Questa è la convinzione degli inquirenti della Procura di Trani che, al termine delle indagini dei carabinieri del Nas hanno dato esecuzione a 18 misure cautelari. Cinque persone sono finite in cella: tre di Bisceglie (Bat) e due di Avellino, si tratta dei vertici di due imprese ittiche di Bisceglie, di un laboratorio di analisi campano e di una società di consulenza e certificazioni anch’essa campana.
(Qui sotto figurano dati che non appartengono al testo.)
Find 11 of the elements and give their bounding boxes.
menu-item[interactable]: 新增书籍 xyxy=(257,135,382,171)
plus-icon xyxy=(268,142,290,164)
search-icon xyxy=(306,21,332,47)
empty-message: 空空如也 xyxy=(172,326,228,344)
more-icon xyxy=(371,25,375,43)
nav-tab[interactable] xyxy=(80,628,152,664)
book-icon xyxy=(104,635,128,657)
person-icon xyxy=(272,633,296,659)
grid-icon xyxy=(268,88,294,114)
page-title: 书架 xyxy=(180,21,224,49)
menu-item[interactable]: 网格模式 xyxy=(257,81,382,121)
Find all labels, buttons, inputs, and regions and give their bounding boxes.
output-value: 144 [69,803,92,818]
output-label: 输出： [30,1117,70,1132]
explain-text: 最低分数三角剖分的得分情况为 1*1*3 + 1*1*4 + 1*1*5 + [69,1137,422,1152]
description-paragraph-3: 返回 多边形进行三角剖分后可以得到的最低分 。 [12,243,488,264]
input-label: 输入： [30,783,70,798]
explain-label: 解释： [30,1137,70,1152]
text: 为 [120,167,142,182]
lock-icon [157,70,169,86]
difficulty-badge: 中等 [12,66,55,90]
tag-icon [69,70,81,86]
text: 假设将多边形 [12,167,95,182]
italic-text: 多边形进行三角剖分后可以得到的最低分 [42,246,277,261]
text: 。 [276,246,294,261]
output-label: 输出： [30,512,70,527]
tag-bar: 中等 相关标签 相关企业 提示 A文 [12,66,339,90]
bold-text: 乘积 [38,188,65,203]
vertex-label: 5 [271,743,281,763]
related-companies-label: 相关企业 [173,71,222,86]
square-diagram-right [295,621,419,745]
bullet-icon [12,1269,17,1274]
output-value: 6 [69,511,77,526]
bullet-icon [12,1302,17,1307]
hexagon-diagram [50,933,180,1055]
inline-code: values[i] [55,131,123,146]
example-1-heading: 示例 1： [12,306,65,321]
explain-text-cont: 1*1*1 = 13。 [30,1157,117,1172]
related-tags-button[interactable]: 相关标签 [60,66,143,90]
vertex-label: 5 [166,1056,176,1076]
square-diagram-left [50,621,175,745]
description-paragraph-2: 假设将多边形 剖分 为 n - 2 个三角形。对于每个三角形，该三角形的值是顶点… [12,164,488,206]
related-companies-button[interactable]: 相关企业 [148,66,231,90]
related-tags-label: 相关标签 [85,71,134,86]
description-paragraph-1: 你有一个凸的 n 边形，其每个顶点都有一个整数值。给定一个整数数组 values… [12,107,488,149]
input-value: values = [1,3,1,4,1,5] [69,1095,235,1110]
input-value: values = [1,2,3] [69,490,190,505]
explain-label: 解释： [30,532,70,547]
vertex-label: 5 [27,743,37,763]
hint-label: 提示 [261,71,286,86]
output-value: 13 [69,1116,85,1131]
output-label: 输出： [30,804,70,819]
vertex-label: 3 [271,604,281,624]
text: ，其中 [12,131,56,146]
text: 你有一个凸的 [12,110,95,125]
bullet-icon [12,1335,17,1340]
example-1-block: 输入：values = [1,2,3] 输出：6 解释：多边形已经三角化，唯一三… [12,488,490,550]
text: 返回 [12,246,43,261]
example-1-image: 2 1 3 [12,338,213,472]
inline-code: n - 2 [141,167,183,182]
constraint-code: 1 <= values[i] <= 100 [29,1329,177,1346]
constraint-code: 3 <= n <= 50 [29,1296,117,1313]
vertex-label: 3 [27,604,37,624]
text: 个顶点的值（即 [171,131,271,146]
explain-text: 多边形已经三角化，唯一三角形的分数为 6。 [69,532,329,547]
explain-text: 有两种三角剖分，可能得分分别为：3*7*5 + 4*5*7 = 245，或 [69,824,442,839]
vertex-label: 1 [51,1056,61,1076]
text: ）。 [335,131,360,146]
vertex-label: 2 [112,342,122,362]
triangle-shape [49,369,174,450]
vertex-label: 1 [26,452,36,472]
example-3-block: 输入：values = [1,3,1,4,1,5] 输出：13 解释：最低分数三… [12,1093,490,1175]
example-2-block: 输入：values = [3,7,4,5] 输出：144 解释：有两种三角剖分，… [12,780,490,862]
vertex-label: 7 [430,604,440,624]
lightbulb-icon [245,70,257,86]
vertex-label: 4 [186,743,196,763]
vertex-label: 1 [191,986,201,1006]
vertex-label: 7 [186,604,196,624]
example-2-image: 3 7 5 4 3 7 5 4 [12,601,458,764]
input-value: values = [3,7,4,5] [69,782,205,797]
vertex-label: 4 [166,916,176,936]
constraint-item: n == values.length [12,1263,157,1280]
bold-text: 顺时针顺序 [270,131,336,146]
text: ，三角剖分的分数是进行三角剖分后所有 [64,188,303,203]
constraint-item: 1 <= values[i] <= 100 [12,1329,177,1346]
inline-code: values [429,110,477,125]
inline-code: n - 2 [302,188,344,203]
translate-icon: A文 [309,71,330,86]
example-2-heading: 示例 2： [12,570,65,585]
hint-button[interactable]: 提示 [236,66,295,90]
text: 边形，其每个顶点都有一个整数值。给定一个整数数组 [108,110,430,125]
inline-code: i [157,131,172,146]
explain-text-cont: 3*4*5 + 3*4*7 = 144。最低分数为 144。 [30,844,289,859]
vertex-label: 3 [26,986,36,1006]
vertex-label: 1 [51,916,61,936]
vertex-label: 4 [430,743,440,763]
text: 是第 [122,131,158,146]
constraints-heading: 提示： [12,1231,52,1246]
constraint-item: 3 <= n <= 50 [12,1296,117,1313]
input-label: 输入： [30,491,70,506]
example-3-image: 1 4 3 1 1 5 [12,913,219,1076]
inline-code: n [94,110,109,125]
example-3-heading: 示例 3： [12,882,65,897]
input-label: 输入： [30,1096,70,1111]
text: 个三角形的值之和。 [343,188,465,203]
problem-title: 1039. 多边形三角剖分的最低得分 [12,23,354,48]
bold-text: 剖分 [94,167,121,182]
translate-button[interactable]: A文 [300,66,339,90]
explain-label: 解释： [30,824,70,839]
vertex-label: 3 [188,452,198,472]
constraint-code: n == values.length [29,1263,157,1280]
Altre sei persone sono finite ai domiciliari, per cinque è stato disposto il divieto di dimora e per le restanti due l’obbligo di dimora.

Le accuse, a vario titolo, sono associazione per delinquere finalizzata, tra l'altro, all'adulterazione di sostanze alimentari, frode nell'esercizio del commercio e falsità ideologica commessa dal privato in atto pubblico.

L’inchiesta è partita dopo alcuni episodi di intossicazione avvenuti in diverse province italiane tra maggio e giugno di due anni fa (da Firenze alla Liguria, dalla Campania alla Puglia sino in Abruzzo) e ha definito un «quadro allarmante del fenomeno», ha spiegato il capo della Procura di Trani Renato Nitti. «Fondamentali – ha spiegato le intercettazioni telefoniche e ambientali, è stato indispensabile sapere le esatte parole pronunciate e intercettate per capire quanto stava accadendo, sia dal punto di vista giuridico sia per la ricostruzione del fatto».

«Me li sogno la notte i cristiani che si sentono male. Nessuno ci ha lasciato le penne solo per grazia del Signore: non mangiare pesce crudo», dice nel settembre 2021 la dipendente di una delle società coinvolte.

La falsificazione di certificazioni, documenti ed etichette è stata riscontrata nei «quaderni di prova relativi alle analisi in cui si annotavano i valori reali degli additivi che venivano poi segnalati in modo falsificato e inviati alle autorità competenti che venivano così depistate nella loro attività di controllo», ha evidenziato la pm di Trani, Roberta Moramarco che ha coordinato le indagini con il collega Francesco Tosto.

«Il sistema dei controlli ha funzionato anche nei confronti di chi ha provato ad aggirarlo», ha aggiunto il colonnello Edoardo Campora, comandante del Nas per l'Italia meridionale facendo riferimento a Rasff, il Rapid alert system for food and feed che permette un veloce scambio di informazioni tra i Paesi dell'Unione europea sui rischi per la salute. «È una rete rapida - ha specificato Campora - che mette in comunicazione gli Stati comunitari sui rischi per la salute».